OTR was very much alive and well in Brockton, Massachusetts, during the first weekend in May. The Anna P .Buckley Arts Center of Massasoit Community College with its fine auditorium proved to be the perfect place for such a venue. The view from every seat in the house was superb, and the college folks who engineered the audio had definitely done their homework! Hats off to producers Bob Bowers, Alan Chapman and Ken Ward; and likewise to Bob’s coordinators Mike Pevzner and Tim Trask for facilitating first class productions.

Ken Meyer, former host of Boston radio station WEEI’s Radio Classics Live show, did warm-ups for both the Friday evening and Saturday afternoon sessions, aided by Janet Strazdes who is with Radio Collectors of America. Their trivia questions were mostly related to the shows about to be witnessed and served to separate the die-hards from the diletantes.

Friday Evening: Act I

The formal program began with a salute to radio westerns with Boston’s own Fred Foy as The Lone Ranger in Burly Scott’s Sacrifice. In a separate ceremony Fred Foy received the Ken Meyer Award for 1997. It should be duly noted that Ken Meyer did his Tonto lines from memory. Everyone else used a script!
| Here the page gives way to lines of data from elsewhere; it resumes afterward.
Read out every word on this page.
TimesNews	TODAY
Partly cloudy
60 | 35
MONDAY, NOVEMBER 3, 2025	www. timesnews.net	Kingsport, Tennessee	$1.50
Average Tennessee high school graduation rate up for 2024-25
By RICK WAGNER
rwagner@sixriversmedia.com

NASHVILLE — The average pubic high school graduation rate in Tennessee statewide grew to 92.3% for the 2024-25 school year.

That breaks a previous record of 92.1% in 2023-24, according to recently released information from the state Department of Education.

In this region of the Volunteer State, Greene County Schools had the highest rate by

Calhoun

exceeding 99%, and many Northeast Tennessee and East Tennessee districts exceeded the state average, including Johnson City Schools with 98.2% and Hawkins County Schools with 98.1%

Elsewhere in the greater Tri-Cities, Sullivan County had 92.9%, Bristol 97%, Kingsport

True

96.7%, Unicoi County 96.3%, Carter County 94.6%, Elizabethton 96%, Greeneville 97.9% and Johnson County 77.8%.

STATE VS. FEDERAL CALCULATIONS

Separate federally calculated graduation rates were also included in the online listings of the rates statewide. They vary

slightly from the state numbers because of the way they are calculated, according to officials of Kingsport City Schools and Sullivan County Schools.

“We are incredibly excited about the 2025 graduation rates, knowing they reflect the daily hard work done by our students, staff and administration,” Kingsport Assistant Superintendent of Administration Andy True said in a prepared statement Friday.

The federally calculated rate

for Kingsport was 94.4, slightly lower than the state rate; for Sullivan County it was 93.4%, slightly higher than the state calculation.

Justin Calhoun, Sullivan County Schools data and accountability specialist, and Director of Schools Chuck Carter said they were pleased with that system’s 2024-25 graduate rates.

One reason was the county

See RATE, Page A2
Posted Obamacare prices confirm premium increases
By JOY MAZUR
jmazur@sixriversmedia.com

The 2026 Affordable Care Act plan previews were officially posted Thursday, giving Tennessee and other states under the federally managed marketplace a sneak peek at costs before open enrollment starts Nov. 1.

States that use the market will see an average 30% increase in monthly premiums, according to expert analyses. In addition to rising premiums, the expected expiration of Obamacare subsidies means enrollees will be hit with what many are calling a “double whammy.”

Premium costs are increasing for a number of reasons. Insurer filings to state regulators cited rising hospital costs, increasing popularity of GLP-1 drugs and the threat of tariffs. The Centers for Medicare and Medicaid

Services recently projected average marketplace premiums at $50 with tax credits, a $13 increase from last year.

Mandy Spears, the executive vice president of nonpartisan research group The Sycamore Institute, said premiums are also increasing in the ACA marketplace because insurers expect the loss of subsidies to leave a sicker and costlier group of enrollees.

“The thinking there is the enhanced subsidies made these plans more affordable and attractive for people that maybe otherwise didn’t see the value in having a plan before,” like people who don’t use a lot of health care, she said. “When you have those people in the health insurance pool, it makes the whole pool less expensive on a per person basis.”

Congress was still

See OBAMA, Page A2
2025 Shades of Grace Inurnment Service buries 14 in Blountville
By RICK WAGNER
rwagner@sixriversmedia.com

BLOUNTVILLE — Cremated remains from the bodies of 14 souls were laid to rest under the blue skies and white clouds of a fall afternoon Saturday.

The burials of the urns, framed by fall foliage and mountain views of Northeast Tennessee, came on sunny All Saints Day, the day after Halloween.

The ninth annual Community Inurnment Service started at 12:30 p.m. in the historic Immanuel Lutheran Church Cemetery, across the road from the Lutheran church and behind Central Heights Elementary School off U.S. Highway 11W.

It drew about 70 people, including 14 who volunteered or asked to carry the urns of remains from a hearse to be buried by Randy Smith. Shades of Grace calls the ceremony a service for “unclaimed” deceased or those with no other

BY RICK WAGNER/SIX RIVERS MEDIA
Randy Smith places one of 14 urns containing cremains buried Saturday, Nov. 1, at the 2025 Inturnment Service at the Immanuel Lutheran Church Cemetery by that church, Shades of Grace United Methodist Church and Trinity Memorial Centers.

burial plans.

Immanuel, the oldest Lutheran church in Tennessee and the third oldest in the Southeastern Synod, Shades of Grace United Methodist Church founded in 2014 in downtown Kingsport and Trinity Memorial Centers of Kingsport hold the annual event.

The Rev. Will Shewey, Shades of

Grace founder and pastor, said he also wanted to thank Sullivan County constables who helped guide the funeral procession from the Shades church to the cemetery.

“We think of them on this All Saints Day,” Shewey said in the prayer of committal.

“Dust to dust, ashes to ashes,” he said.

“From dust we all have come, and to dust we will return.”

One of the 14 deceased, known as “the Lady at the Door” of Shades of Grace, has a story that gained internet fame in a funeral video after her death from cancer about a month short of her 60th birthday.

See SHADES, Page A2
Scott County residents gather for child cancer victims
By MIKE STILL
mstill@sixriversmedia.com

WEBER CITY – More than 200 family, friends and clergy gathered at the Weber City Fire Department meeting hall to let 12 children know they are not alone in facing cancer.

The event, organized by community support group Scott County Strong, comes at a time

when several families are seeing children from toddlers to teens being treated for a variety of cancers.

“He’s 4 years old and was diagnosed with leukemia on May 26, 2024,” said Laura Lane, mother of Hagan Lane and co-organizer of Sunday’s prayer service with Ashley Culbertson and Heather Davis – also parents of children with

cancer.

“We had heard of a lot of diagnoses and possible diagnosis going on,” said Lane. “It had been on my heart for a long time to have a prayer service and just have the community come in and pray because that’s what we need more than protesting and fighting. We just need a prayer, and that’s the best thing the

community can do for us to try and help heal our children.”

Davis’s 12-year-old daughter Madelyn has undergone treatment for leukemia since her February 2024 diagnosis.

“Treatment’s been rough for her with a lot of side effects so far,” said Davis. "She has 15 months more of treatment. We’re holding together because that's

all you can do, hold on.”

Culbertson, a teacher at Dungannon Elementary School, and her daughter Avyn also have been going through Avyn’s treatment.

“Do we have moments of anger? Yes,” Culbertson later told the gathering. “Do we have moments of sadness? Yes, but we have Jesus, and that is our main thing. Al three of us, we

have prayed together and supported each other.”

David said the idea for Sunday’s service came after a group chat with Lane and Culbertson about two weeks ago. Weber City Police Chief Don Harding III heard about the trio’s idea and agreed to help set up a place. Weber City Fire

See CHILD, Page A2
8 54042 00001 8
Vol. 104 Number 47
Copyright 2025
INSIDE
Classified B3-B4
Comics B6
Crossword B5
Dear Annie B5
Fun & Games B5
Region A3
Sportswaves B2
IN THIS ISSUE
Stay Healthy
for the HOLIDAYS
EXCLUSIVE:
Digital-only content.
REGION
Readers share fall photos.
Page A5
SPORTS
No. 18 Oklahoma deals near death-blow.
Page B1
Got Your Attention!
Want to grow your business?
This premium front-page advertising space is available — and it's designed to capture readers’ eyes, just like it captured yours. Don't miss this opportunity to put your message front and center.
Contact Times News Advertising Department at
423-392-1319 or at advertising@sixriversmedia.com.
Next, Parley Baer recreated his Chester Proudfoot role in a Gunsmoke episode Chester’s Dilemma. Roland Blanchette was a convincing Matt Dillon. Will Hutchins then took center microphone to re-create his Tom Brewster role on TV’s Sugarfoot. The radio version was a scene from The Hideout. The huge cast of players was seated across the stage and consisted of local and regional radio personalities as well as students at the college. Before intermission Peg Lynch and Parley Baer took the limelight to create the first of four episodes of Ethel and Albert. This reviewer never happened to hear this show during its heyday, so the formidable talents of creator/writer/actress Peg Lynch came as a happy surprise. She and Parley Baer worked marvelously together with the timing and dynamic interplay of a Lunt/Fontaine team. By the end of the weekend I felt that I knew Ethel and Albert as well as the likes of George and Gracie or Vic-‘n-Sade. If Peg and Parley come within a few hundred miles of your neck-of-the-woods this season, don’t miss them!

Friday Evening: Act II

After intermission we were treated to a rendition of the aria "Vilia" from The Merry Widow by Joan Beck, wife of the sound effects wizard Barney Beck. Jess Cain then did a touching tribute to the late Norm Nathan who was the reigning monarch of all-night radio in New England for many years.

At this point Arnold Stang made his entrance to become "Gerard" on the Henry Morgan Show episode in which Henry (tastefully impersonated by Jess Cain) tries to fix Gerard up with a bimbette named Minerva. Played by Ellen Kelly, Minerva provides mood music for the courting ritual with her vacuum cleaner. The ever cautious Gerard makes it hilariously clear that he isn’t having any -- thank you very much! The audience, old and young, fell in love with Arnold Stang all over again.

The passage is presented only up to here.